Avoid sugar. Especially soda and juice. All other diet advice is noise.
Bram Cohen is the inventor of BitTorrent, the peer-to-peer (P2P) file-sharing protocol, and founder of BitTorrent, Inc. In 2005, MIT Technology Review named Bram one of the top 35 innovators in the world under the age of 35.
How has a failure, or apparent failure, set you up for later success? Do you have a “favorite failure” of yours?
Before working on BitTorrent, I was on an ill-fated project called Mojo Nation, which had a massive list of very cool features it was supposed to have, but due to lack of focus, it didn’t deliver well on any of them. After that experience (and being part of similar software project failures earlier) I decided to make a project that did only one thing and did it well, with the goal instead of succeeding being to not fail. Anything is better than never shipping. The result was BitTorrent. These days the term of art is “minimum viable product,” which is an overly clinical term for the ethos of forgetting about succeeding massively and instead focusing all your efforts on desperately trying to not fail. Abject failure is the result of most software development projects.
If you could have a gigantic billboard anywhere with anything on it, what would it say?
“Avoid sugar. Especially soda and juice. All other diet advice is noise.”
What is an unusual habit or an absurd thing that you love?
I’m a published inventor of mechanical puzzles. The latest one is widely available in toy stores and is called the Fidgitz. Hopefully those sorts of puzzle toys are intellectually engaging and make people smarter for playing with them, and if not, then hopefully they’re at least entertaining.
In the last five years, what have you become better at saying no to?
One life lesson I’ve grudgingly come to accept is that it’s important not to work with crazy people. It’s good to be open-minded and accepting about who you’re friends with, but in a professional setting, where you’re relying on someone, their overall mental health issues usually become a major problem.
There are some blazingly obvious things that are taboo to even talk about. If someone believes that all taxation is theft, or that a strictly vegan diet is healthier, they’re demonstrating such a serious lack of judgment that you should be very leery of trusting them to make major decisions. It’s laudable to maintain personal and professional relationships with people with a diversity of political opinions and life outlooks, and I try to do that myself, but at some point an opinion crosses from “extreme” to “crazy” and the difference is important.
In an interview situation, the thing you can look out for is flagrant narcissism. If a candidate tells you that you don’t need the position they’re interviewing for but a higher one, and you should hire them for that, or says that if you don’t hire them then you’re screwed, or harangues you about the business as if they’re an investor doing due diligence, then they’re playing obnoxious political games before they’ve even set foot in the door, and you should give them an immediate no. That sort of behavior only gets worse once someone is on the job, and telling them that that behavior isn’t acceptable in advance won’t result in them doing anything differently.
In the last five years, what new belief, behavior, or habit has most improved your life?
I’ve recently started taking my lactose intolerance a lot more seriously, which has resulted in a significant improvement in my quality of life. My case is much more serious than most, but lactose intolerance affects a large fraction of people in the U.S., and many of them aren’t diagnosed or don’t do anything about it. When I’m even a little bit not careful, I wind up having chronic pain from bloating, and a few basic steps are a huge improvement. Things I do are: 1) Try as much as possible to avoid lactose, including cheese and butter (and unfortunately almost all chocolate. If a label says, “may contain traces of mil,” that means it does). 2) Take lactase pills twice a day, even if I’m not aware of having eaten anything with lactose in it, because when eating out you never know what’s lipped in there. 3) Take simethicone (Gas-X) twice a day, because that directly helps with getting the gas out. And don’t be afraid to burp, because any gas that is in there is going to have to get out one way or the other, and there are only two exits. It’s better to let it out the front than to force it through the back.

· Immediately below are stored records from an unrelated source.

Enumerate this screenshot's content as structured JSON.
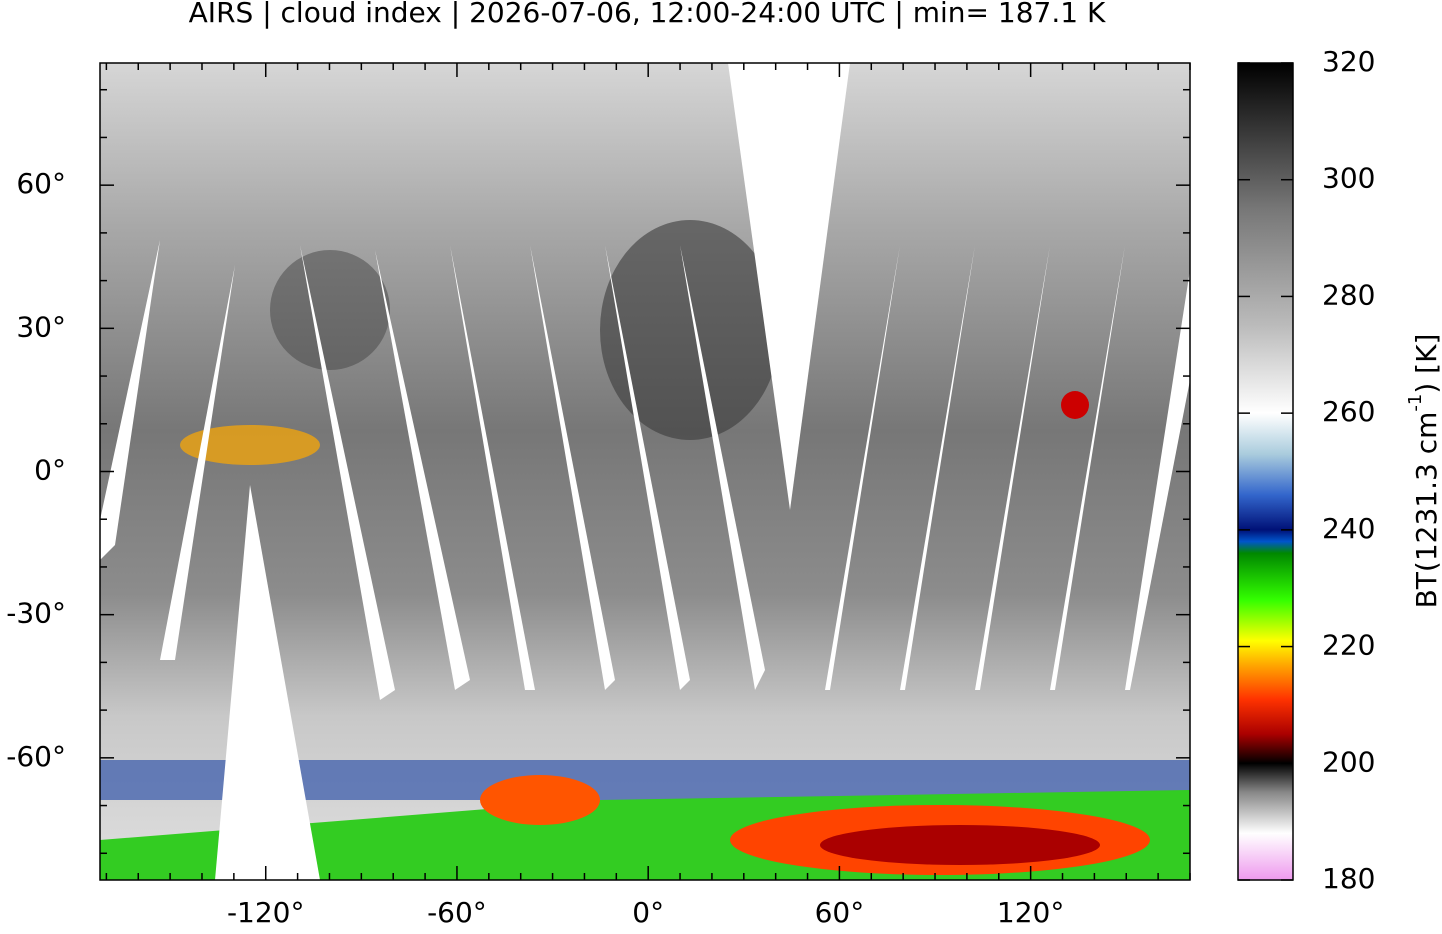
{
  "chart_data": {
    "type": "map",
    "title": "AIRS | cloud index | 2026-07-06, 12:00-24:00 UTC | min= 187.1 K",
    "xlim": [
      -172,
      170
    ],
    "ylim": [
      -85.6,
      85.6
    ],
    "xticks": [
      {
        "value": -120,
        "label": "-120°"
      },
      {
        "value": -60,
        "label": "-60°"
      },
      {
        "value": 0,
        "label": "0°"
      },
      {
        "value": 60,
        "label": "60°"
      },
      {
        "value": 120,
        "label": "120°"
      }
    ],
    "yticks": [
      {
        "value": -60,
        "label": "-60°"
      },
      {
        "value": -30,
        "label": "-30°"
      },
      {
        "value": 0,
        "label": "0°"
      },
      {
        "value": 30,
        "label": "30°"
      },
      {
        "value": 60,
        "label": "60°"
      }
    ],
    "xminorticks": [
      -170,
      -160,
      -150,
      -140,
      -130,
      -110,
      -100,
      -90,
      -80,
      -70,
      -50,
      -40,
      -30,
      -20,
      -10,
      10,
      20,
      30,
      40,
      50,
      70,
      80,
      90,
      100,
      110,
      130,
      140,
      150,
      160,
      170
    ],
    "yminorticks": [
      -80,
      -70,
      -50,
      -40,
      -20,
      -10,
      10,
      20,
      40,
      50,
      70,
      80
    ],
    "colorbar": {
      "lim": [
        180,
        320
      ],
      "ticks": [
        180,
        200,
        220,
        240,
        260,
        280,
        300,
        320
      ],
      "label": {
        "prefix": "BT(1231.3 cm",
        "superscript": "-1",
        "suffix": ") [K]"
      },
      "colormap": [
        {
          "value": 180,
          "color": "#ee99ee"
        },
        {
          "value": 188,
          "color": "#ffffff"
        },
        {
          "value": 195,
          "color": "#888888"
        },
        {
          "value": 200,
          "color": "#000000"
        },
        {
          "value": 205,
          "color": "#aa0000"
        },
        {
          "value": 211,
          "color": "#ff3300"
        },
        {
          "value": 217,
          "color": "#ffaa00"
        },
        {
          "value": 221,
          "color": "#ffff00"
        },
        {
          "value": 228,
          "color": "#33ff00"
        },
        {
          "value": 236,
          "color": "#008800"
        },
        {
          "value": 238,
          "color": "#0055cc"
        },
        {
          "value": 240,
          "color": "#001177"
        },
        {
          "value": 246,
          "color": "#3366cc"
        },
        {
          "value": 253,
          "color": "#aaccdd"
        },
        {
          "value": 260,
          "color": "#ffffff"
        },
        {
          "value": 275,
          "color": "#bbbbbb"
        },
        {
          "value": 295,
          "color": "#777777"
        },
        {
          "value": 320,
          "color": "#000000"
        }
      ]
    }
  }
}
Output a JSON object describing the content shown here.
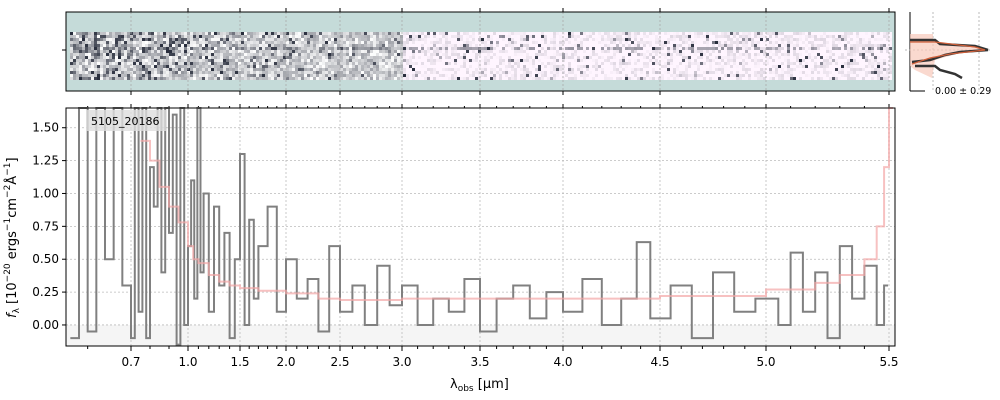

It’s frustrating how there’s a fad of people mostly falsely thinking they’re gluten sensitive, while lactose intolerance isn’t even brought up. Especially because lacto-fermentation costs very little, and could even be done before the milk is used to make butter or cheese. Lactose-free should be the default. Most of the black and Asian people in the U.S. are lactose intolerant, and they’re served food that they’re incapable of digesting as a central part of every one of their school lunches.
What advice would you give to a smart, driven college student about to enter the “real world”?
Pick your early jobs based on what gets you the most valuable experience. If you want to be an entrepreneur, don’t dive directly into doing your venture but go get work at an early-stage startup to learn the ropes and get paid to make your early mistakes. Only after getting the necessary experience and knowledge should you strike out on your own. This is what I did, and although the startups I worked at were mostly failures, I don’t think I could have succeeded at my own thing without that experience.